If the intermediary has a very long freshness window it could be tricked
into sending "replies" to addresses that it thinks are clients but may not
be any more, e.g., allowing a DoS attack to traverse a NAT or firewall.

Section 4.3

RFC 7252 doesn't really suggest that there's a protocol element that would
be set to "infinite" here; perhaps we should just say that "in this case,
the gateway cannot return such a response and as such cannot implement such
a timeout".

Section 5

With no integrity protection on the rejection of trial-and-error (section
2.2.2) it's susceptible to downgrade, IIUC even by an off-path attacker.
(I did not think too hard about whether OSCORE could protect the Resets in
question or not, though.)  It seems like such forced downgrade would have
second-order effects in causing clients to use more local state and thus be
more readily susceptible to other DoS vecros.

Also, when integrity protection is not in use, the client is susceptible to
spoofed responses that had no corresponding request -- only a very limited
subset of request/response pairs are safe to convert to "unauthenticated
server push", as that would effectivley do, and we should probably mention
that explicitly.

I'd also suggest noting that a self-encrypted state token bears significant
resemblance to a TLS self-encrypted session ticket, and reference the RFC
5077 security considerations.  (Yes, I know that RFC 8446 Obsoletes RFC
5077; it would be an informational reference only.)

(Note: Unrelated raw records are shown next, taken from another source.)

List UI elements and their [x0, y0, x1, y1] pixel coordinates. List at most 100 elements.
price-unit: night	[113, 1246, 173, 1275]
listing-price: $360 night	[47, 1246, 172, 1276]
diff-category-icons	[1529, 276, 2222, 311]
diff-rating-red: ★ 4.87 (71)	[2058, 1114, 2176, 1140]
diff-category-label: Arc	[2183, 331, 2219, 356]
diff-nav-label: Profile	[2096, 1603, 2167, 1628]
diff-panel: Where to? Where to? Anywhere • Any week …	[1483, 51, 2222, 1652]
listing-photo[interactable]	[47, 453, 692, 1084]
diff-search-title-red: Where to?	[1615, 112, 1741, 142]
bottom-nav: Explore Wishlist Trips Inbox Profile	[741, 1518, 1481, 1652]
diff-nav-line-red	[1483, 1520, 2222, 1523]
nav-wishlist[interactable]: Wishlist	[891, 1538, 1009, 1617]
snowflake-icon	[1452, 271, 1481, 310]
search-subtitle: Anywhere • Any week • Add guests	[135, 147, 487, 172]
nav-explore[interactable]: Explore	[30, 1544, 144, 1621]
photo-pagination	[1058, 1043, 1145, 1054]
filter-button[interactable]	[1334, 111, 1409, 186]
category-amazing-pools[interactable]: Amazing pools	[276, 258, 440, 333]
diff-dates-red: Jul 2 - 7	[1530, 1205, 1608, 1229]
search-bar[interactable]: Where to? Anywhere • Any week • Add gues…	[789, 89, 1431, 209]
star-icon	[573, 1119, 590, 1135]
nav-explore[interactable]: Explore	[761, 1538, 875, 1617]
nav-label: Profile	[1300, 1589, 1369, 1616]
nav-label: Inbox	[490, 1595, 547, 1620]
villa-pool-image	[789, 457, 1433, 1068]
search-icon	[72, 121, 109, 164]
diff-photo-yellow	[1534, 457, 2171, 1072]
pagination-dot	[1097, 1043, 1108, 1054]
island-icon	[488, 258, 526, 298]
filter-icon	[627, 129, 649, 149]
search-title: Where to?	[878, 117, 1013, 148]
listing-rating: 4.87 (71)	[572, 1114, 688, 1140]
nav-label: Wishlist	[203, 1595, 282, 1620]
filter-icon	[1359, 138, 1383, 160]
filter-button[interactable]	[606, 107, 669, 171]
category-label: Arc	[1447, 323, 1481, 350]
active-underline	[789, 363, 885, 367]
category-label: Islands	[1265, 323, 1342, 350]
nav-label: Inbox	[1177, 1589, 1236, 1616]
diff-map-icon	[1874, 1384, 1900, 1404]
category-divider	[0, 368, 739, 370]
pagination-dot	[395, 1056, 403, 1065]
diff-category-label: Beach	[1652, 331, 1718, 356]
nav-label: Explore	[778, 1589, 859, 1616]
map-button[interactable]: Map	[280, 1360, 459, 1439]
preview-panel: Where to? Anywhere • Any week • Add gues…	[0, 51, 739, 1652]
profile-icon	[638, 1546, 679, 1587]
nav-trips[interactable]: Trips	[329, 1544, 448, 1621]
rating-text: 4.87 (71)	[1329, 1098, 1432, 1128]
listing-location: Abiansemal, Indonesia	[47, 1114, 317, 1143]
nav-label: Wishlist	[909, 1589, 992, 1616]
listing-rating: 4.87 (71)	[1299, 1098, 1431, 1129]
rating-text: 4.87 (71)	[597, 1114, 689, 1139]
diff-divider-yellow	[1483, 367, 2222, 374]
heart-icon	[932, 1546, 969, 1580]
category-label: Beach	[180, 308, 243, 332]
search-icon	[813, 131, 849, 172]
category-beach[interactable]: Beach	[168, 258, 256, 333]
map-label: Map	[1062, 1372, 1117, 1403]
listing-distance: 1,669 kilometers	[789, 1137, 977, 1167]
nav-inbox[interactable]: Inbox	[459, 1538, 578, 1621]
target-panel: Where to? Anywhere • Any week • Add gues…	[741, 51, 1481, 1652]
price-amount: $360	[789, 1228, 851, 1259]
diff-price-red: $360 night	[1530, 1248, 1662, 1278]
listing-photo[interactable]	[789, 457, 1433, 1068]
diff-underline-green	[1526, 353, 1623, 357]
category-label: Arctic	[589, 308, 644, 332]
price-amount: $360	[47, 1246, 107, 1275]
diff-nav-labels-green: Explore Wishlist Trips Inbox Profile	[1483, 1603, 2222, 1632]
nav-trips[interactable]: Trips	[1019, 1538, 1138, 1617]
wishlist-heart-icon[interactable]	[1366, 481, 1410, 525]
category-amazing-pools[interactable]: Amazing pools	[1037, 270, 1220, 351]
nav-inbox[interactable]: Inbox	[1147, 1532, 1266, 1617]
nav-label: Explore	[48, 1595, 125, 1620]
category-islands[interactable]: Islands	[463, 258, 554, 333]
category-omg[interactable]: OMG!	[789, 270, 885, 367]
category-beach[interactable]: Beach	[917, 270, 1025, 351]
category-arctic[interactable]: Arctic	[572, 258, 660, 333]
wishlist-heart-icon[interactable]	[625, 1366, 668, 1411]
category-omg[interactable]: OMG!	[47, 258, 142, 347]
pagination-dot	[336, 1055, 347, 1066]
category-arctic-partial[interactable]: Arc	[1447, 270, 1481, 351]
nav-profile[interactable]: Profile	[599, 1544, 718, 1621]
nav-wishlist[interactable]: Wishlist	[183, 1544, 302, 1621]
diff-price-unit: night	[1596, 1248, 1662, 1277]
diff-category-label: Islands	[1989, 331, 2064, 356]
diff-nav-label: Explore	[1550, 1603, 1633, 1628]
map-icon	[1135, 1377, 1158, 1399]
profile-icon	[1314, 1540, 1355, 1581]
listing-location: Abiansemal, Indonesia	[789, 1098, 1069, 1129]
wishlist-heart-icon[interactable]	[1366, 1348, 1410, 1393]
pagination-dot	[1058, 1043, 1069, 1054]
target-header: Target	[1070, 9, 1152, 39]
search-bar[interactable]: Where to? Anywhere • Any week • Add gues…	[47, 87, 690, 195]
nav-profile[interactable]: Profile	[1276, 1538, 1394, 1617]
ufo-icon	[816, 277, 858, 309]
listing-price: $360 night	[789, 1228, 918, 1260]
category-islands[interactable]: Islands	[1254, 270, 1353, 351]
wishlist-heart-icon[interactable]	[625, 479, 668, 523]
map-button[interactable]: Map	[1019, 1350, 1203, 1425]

This could also lead to some discussion about having in general an
appropriate amount of sanity checks on the returned token that may or may
not reflect serialized state, to limit the scope of various attacks even in
the absence of cryptographic protections.

Section 5.1

   size that need to be mitigated.  A node in the server role supporting
   extended token lengths may be vulnerable to a denial-of-service when
   an attacker (either on-path or a malicious client) sends large tokens
   to fill up the memory of the node.  Implementations need to be
   prepared to handle such messages.

This seems particularly problematic given that we disallow sending Reset in
response to too-large tokens and instead imply that it should echo the large
token in a 4.00 response.  I guess technically this is a SHOULD and not a
MUST, so there is some leeway to do something else, but what would that
"something else" be in this case?  It seems like we have a hard requirement
to do something sane with a token as large as 65804 bytes.

Section 5.2

   The use of encryption, integrity protection, and replay protection of
   serialized state is recommended, unless a careful analysis of any
   potential attacks to security and privacy is performed.  [...]

I suggest an alternative wording:

% It is generally expected that the use of encryption, integrity protection,
% and replay protection for serialized state is appropriate.  However, a
% careful analysis of any potential attacks to the security and privacy
% properties of the system might reveal that there are cases where such
% cryptographic protections do not add value in a specific case.

   a 64 bit tag is recommended, combined with a sequence number and a
   replay window.  Where encryption is not needed, HMAC-SHA-256,
   combined with a sequence number and a replay window, may be used.

Can we give guidance on sizing the replay window?
Should the HMAC-SHA-256 output be truncated akin to the truncated CCM tag?
In what cases would one want to use an absolute timestamp instead of/in
addition to a sequence-based replay window?

   guarantees are voided.  Devices with low-entropy sources -- as is
   typical with constrained devices, which incidentally happen to be a
   natural candidate for the stateless mechanism described in this

nit: "low-entropy sources" is a weird phrasing; "low-quality entropy
sources" would feel more natural to me.
Also, draft-irtf-cfrg-randomness-improvements may be of interest to at least
some such devices.

   provides the above uniqueness guarantee.  Additionally, since it can
   be difficult to use AES-CCM securely when using statically configured
   keys, implementations should use automated key management [RFC4107].

This is BCP 107, so I think we could use stronger language than "should
use".  Also we should cite it as the BCP.

Section 6.1

Should the table formatting be consistent between here and Section 2.2.1?